What may be foreshadowed is what happened with cable television. There used to be a law that cable television content could not be offered for a fee. Then that was changed, and the providers cleverly blended the connection charge with additional charges for content. If you want premium channels, you pay more, don’t you? Is this for connection or for content? Don’t kid yourself. As you pay for more channels, some of the additional revenue is paid to those that produce the content. Then, there is pay per view where you have the option of paying even more for content uninterrupted by commercial announcement.

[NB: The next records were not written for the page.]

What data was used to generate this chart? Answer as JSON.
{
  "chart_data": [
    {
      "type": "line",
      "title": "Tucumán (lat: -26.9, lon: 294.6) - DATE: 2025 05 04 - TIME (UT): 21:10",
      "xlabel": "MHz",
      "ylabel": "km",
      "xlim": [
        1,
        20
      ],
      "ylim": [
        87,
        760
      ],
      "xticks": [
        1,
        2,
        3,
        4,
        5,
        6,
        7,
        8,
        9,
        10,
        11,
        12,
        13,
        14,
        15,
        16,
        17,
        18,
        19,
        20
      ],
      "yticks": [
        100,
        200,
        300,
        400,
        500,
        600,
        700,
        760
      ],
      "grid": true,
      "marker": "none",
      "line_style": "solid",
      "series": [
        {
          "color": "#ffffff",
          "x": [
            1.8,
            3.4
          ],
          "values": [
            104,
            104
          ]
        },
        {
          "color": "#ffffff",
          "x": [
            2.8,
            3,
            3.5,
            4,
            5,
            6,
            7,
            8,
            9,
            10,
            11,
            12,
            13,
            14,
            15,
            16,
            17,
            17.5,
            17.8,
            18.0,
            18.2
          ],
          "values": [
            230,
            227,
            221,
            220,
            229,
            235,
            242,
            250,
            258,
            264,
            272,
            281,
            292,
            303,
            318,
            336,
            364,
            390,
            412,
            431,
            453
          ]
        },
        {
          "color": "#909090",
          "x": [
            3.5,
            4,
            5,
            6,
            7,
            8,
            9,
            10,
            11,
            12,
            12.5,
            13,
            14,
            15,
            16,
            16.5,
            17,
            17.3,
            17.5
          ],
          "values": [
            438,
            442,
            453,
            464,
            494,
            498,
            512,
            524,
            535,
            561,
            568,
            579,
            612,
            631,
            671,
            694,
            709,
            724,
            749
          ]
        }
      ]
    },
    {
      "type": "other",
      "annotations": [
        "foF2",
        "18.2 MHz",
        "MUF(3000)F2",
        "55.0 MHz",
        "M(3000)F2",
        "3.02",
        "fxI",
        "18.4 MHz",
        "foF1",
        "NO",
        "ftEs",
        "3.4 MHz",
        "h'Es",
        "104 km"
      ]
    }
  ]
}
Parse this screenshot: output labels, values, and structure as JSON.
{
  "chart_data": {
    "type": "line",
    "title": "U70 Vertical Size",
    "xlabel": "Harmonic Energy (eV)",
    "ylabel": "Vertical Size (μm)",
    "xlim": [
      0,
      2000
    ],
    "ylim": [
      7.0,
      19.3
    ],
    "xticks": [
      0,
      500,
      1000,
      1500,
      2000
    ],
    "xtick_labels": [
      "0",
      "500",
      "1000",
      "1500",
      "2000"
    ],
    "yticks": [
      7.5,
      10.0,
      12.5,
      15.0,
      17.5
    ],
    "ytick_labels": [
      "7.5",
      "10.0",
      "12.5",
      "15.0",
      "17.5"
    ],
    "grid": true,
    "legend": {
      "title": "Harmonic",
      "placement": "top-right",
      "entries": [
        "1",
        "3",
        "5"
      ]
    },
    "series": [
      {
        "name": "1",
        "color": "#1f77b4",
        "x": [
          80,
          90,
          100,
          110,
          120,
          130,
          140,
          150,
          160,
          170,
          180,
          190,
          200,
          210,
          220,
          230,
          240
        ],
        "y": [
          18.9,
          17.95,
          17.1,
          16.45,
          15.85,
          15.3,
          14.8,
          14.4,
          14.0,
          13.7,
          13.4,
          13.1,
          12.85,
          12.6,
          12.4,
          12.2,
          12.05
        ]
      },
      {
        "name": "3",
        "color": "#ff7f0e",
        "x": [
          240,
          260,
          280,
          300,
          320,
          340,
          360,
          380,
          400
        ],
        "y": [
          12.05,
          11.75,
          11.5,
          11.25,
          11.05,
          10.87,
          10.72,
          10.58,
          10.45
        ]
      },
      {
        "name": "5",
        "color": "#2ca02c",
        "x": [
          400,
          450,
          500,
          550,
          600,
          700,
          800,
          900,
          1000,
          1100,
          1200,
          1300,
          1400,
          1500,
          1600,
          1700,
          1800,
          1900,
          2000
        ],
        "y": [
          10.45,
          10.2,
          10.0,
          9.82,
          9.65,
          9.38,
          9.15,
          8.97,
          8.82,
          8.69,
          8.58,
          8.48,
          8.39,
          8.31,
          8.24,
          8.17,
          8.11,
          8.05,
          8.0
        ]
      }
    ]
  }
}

Everyone pays some sort of ISP provider for Internet access, and Internet access is a commodity that absolutely everyone must have. Watch that space. Gradually, the cost of internet access could be upped to pay media organizations which offer free content. Then, following the pay-per-view model, The New York Times could offer free news content, but charge viewers for access to the blathering of high priced columnists like Tom Friedman or Maureen Dowd. It might be called “pay-for-punditry.” Indeed, they and other papers might sell the rights to an aggregator who offers the best of the best from all newspapers and periodicals for a fee. What they then must do to prevent bloggers from buying the access and then immediately posting the column on a free website is a question better left for another day. One thing is certain. The daily newspaper is rapidly going the way of the “one-horse shay.”
James D. Zirin, a New York lawer, is co-host of the cable television talkshow “Digital Age” and member of the Council on Foreign Relations.